2000 AD (progs #2001 – 2010) – Various

3 out of 5

Sure, fine, you can backlog your American shipments and dump two weeks worth of progs on me.  Not like I don’t have at least ten zillion other comics to read.

Sheesh.  My life: Super difficult.

The plus side is that I get to experience several full thrills from start to finish this time, almost all of the titles aligning in order to work between the bumper 2000 issue and the upcoming (for me) 2011 XMas issue.  The negative side is that none of these thrills were particularly thrilling.  Oh well.

Kicking things off, we get two Enceladus followups from Rob Williams and Trevor Hairsine / Henry Flint.  This should be awesome, but these are more post -scripts, two short three-parters.  It’s cool that the story is still going in its own way, and it’s good to see it return, but you can’t help but wish this had been extended; unlike Michael Carroll’s Emerald Isle epilogue stuff, these really felt like opening salvos for something bigger.  Enjoyable, just short.

The Dredd spot then goes to a fairly predictable cannibal story by Arthur Wyatt and Jake Lynch, and wraps with a great “that’s Dredd for ya’ ” one shot by Carroll.

Another chapter of Savage takes up a spot for ten progs.  I’m not sure what it is about Savage, but out of all the Mills stuff I’ve read, it’s the only strip of his I’ve consistently enjoyed.  Perhaps because the tone is rather straightforward, and not as campy or overly flourished as some of Mills’ other stuff?  In this “book,” it’s 2015, and Bill living under a pseudonym in Volgan-occupied territory – apparently goes serial killer every month and shoots him some aliens.  A disgraced Volgan officer had made it her mission to track this killer down, while Bill gets wrapped up in some mini-conspiracy regarding the construction of some ultimate weapon.  Mills juggles all the bits and pieces clearly and interestingly for ten weeks, with some wonderful shadow-heavy art from Patrick Goddard.

On the flip-side of the Mills coin you have the return of Flesh.  I believe Flesh has been around since the start of things, but this is my first exposure to it, and its return – because of a very long absence – is notable.  Unfortunately, I’m not a big fan of Clint Langley’s computer / photo artwork, and despite a cool concept – traveling back to the past to mine Dino resources for a starved future – and a handy catch-up prologue chapter, I couldn’t get much out of this.  It sort of slots in with Langley’s Ro-Busters stuff with Mills, where things look cool but aren’t particularly readable (waaaayyy too murky in this case, and the sound effects don’t layer well), while Mills functions in tongue-in-cheek action movie mode for the script; for me, it’s the definition of filler.  I didn’t dread it, but no added value.

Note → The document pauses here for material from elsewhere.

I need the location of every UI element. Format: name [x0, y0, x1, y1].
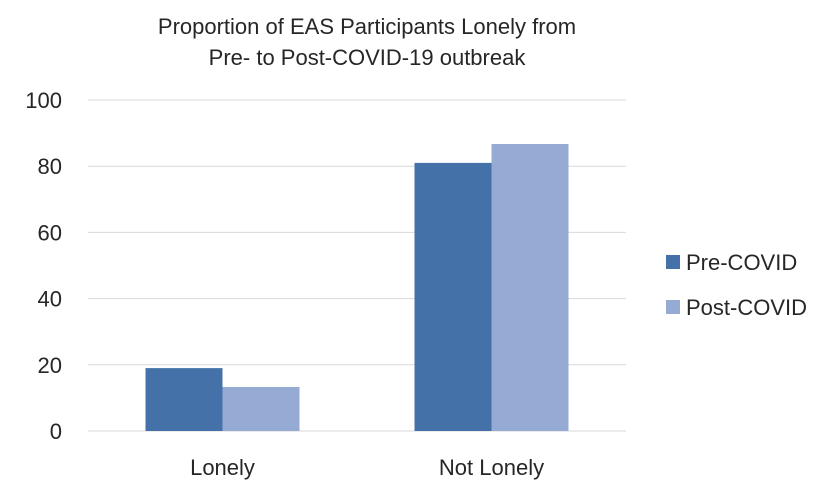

Eliciting similar feelings was another notable return: Of Peter Milligan on an original strip.  Pete contributes Counterfeit Girl with his McCarthy / Ewins lover Rufus Dayglo.  While it dips into Pete’s obsession with dual identities – in a future where you can “re-skin” yourself with new IDs – I credit the guy with sticking to the forward momentum style of 2000 AD and not getting wiggy with his normal literary references and high school poetry reflecting.  It’s a colorful, ramshackle tale that has the same shaggy dog feeling of his older strips like Johnny Nemo or Hewligan’s Haircut.  However, it’s lacking – ironically – personality.  In our story, we’re following an ID scanner (providing illegal “skins” for others) who has need to swap her own identity, and steps into a diseased one.  It’s then a race against her own disintegrating body whole trying to dodge the authorities on her tail.  But the character reads more like an idea, and the world like sequences tailored to support that idea.  So despite all of Dayglo’s wild colors and detail, the story and setting feel thin.

A notch above these thrills is Hunted, a peripheral Rogue Trooper story by Rennie.  This boils into a fun RT showdown, but Trooper stories – regardless of the writer – always feel so much more continuity beholden than most of the ongoing 2000 AD strips for me, and not having any history with the title, that’s a barrier to entry.  I don’t get this so much with Rennie’s Jaegir – who makes a fun cameo here – but perhaps because she feels very defined as a character, so it’s easier to focus on her story.  Hunted feels like a sidebar that would be a lot more satisfying with the necessary context.  Fantastic art from PJ Holden, as usual, though.

Was this downtime planned?  Not giving us too many rip-roaring thrills so we can fully appreciate the bumper bookends?  Maybe.  It was nice to get several complete stories in one run (although Flesh doesn’t feel like it came to a conclusion…?), even if they weren’t exactly top o’ the pops.